FSA Censures Intermediary Firm for Financial Promotions
On August 6, the FSA issued a final notice censuring City Gate Money Managers Ltd (City Gate), an intermediary firm, and banning its director and compliance officer, Stewart Domke, for financial promotion and other compliance failings. Final Notice.
The FSA found that City Gate breached s.20(1)(a) FSMA as it had advised on pension transfer and income drawdown business when it did not have permission to do so. City Gate was also found to have produced a financial promotion which failed to explain in offer letters the risks of investing in the offer being promoted. Mr. Domke failed to ensure that the financial promotion issued by City Gate complied with FSA rules. The FSA withdrew his approval to perform significant influence functions and banned him from performing any significant influence function in relation to any regulated activity.
The final notice states that the FSA would have fined City Gate £180,000 had it not been in liquidation, but issued a public censure instead.
Germany Toughens its Take on AIFMD
On July 20, the Federal Ministry of Finance and the Bundesanstalt für Finanzdienstleistungsaufsicht (BaFin) published its draft for the implementation of the Alternative Investment Fund Managers Directive (AIFMD).

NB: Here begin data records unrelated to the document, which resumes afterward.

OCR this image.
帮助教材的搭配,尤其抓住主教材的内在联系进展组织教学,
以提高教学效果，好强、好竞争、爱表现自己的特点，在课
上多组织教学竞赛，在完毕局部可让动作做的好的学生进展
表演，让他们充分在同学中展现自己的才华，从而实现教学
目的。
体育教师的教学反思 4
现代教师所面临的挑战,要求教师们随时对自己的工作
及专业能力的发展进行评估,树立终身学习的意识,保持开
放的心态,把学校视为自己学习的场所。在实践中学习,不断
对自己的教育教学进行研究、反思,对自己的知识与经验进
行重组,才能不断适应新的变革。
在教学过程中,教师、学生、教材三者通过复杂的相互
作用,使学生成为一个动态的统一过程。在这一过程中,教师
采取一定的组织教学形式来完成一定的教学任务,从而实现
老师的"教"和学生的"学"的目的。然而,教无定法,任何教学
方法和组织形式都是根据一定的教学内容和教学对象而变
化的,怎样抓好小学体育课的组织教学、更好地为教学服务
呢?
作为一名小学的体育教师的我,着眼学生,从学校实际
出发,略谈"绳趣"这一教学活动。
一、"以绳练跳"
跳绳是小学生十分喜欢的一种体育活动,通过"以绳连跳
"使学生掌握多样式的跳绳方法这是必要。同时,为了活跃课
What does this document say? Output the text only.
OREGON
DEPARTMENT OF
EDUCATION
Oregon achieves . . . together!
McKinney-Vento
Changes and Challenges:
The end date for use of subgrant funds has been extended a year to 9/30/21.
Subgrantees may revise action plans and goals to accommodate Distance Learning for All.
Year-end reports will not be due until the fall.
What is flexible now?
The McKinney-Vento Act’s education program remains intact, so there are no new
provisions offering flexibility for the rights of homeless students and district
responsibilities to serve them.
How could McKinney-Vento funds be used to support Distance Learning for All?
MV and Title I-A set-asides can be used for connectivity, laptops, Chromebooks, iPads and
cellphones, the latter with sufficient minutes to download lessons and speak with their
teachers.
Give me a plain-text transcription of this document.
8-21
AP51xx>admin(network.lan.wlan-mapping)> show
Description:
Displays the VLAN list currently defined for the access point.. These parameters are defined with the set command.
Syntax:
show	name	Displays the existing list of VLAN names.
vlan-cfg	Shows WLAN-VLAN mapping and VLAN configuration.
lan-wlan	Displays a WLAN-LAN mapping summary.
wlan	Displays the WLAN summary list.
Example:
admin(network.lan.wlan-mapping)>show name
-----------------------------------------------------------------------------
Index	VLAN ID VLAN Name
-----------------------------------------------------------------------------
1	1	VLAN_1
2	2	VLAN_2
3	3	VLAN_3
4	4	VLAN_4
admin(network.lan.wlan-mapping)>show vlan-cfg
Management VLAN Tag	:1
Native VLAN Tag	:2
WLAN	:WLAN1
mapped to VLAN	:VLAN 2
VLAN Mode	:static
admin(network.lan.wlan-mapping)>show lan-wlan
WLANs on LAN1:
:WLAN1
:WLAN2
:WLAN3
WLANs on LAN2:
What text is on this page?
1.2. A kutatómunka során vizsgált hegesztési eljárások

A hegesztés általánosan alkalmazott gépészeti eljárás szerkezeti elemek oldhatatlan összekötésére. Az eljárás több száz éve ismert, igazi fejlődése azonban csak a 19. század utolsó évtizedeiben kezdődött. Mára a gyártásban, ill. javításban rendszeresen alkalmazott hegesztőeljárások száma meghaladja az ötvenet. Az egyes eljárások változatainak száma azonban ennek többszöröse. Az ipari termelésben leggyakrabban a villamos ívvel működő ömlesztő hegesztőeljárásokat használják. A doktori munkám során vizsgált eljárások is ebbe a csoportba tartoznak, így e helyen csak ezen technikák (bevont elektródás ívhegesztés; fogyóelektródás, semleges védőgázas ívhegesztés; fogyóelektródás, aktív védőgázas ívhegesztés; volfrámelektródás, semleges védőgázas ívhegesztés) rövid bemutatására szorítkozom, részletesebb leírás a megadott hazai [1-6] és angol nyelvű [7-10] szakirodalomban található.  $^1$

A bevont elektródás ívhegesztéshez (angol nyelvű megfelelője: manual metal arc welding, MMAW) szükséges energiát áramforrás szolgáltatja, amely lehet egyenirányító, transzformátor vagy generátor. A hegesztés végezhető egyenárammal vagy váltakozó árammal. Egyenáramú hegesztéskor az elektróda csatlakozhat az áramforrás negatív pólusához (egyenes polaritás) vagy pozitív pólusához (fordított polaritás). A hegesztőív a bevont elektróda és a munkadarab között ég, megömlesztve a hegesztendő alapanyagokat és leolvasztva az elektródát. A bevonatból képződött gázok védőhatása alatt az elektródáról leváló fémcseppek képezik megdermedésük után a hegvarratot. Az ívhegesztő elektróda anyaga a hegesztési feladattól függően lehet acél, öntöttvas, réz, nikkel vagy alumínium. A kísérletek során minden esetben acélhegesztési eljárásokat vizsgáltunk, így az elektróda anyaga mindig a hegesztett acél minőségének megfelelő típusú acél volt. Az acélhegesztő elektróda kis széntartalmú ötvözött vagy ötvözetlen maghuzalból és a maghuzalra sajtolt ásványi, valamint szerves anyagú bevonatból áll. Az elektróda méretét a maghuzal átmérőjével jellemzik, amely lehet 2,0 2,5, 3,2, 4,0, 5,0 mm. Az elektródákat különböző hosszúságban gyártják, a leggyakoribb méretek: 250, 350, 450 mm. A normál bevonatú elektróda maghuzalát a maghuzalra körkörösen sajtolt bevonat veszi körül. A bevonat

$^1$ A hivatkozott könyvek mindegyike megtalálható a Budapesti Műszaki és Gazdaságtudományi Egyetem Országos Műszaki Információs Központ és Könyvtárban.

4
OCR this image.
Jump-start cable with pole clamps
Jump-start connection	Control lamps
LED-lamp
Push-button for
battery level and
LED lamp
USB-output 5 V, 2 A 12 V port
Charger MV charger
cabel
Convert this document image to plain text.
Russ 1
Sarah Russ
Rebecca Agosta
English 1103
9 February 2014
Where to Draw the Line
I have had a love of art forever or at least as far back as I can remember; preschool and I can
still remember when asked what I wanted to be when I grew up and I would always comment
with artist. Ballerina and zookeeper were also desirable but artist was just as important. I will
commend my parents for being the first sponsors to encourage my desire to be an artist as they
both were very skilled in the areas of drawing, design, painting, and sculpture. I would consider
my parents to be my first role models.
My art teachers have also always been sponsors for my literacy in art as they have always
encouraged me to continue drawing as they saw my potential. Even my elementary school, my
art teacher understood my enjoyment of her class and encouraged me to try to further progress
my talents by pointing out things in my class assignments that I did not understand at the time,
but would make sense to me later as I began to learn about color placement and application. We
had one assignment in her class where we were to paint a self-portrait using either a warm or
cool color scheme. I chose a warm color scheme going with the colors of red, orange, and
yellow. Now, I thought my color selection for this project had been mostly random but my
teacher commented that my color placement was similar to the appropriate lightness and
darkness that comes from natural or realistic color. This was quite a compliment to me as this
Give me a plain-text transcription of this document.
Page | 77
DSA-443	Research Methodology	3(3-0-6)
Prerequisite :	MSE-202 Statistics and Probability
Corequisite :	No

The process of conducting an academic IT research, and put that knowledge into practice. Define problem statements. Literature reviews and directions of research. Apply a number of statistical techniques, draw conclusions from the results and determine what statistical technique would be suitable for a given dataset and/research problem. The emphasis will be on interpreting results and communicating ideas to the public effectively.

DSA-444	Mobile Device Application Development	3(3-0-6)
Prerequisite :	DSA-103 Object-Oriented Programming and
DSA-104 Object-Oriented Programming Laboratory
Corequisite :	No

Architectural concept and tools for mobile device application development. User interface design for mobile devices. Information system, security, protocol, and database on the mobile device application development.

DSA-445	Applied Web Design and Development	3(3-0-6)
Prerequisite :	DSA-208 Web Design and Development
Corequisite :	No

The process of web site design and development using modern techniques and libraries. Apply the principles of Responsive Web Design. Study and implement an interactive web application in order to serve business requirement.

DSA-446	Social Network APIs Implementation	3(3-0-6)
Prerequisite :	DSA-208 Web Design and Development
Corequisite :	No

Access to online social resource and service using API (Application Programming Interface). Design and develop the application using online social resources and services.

Highlights of the new ‘Capital Investment Code’ (Kapitalanlagegesetzbuch) include:
Distinction between AIF whose shares/units may be held by professional investors only (so called ‘specialised-AIF’) and AIFs whose shares may be held by non-professional investors.
Real estate (RE) and infrastructure funds can only be established as closed-ended funds. Existing open-ended RE/infrastructure funds would benefit from a grandfathering rule and could continue to exist in the same form as before.
Non-professional investors will only be permitted to invest in certain fund types, e.g. they are prohibited from directly investing into certain fund types such as hedge funds or private equity funds. Investment into these vehicles will only be allowed via fund of funds or master-feeder structures.
Private placements for third country funds should be abolished. Third country funds would only be allowed to market their funds in Germany if certain (extensive) requirements are met.
Interested parties have until August 17 to comment on the 500-page document.
OFT Fines Payday Lender for Breach of Money Laundering Regulations
On August 9, the OFT published a press release stating that it had imposed a £544,505 fine on MCO Capital Ltd (MCO), an online payday lender, for breaching the Money Laundering Regulations 2007 (MLRs) and had also revoked MCO's consumer credit licence.
MCO had failed to adequately verify the identities of loan applicants, which led to it being targeted by fraudsters who used the details of over 7,000 individuals to apply for loans. MCO was also found to be engaged in unfair business practices by writing to people who they were aware may not have taken out loans, asking unequivocally for repayment. MCO's licence was revoked as the OFT found it lacked the necessary skills, knowledge and experience to run a consumer credit business.
MCO has a right to appeal the OFT's decision.
Tracey McDermott Appointed as FSA's Permanent Director of Enforcement
The FSA has confirmed that Tracey McDermott, the FSA's acting head of enforcement, will become the permanent director of enforcement and financial crime.
McDermott joined the FSA as an associate in enforcement 2001, and has been acting as director since April 2011. During her time as acting head of enforcement, she has secured 10 convictions for insider dealing and imposed the largest FSA fine to date of £59.5 million on Barclays Bank plc for attempting to manipulate the LIBOR rate.
The FSA will divide into the Prudential Regulation Authority and the Financial Conduct Authority in 2013. McDermott's role will transfer over to the Financial Conduct Authority.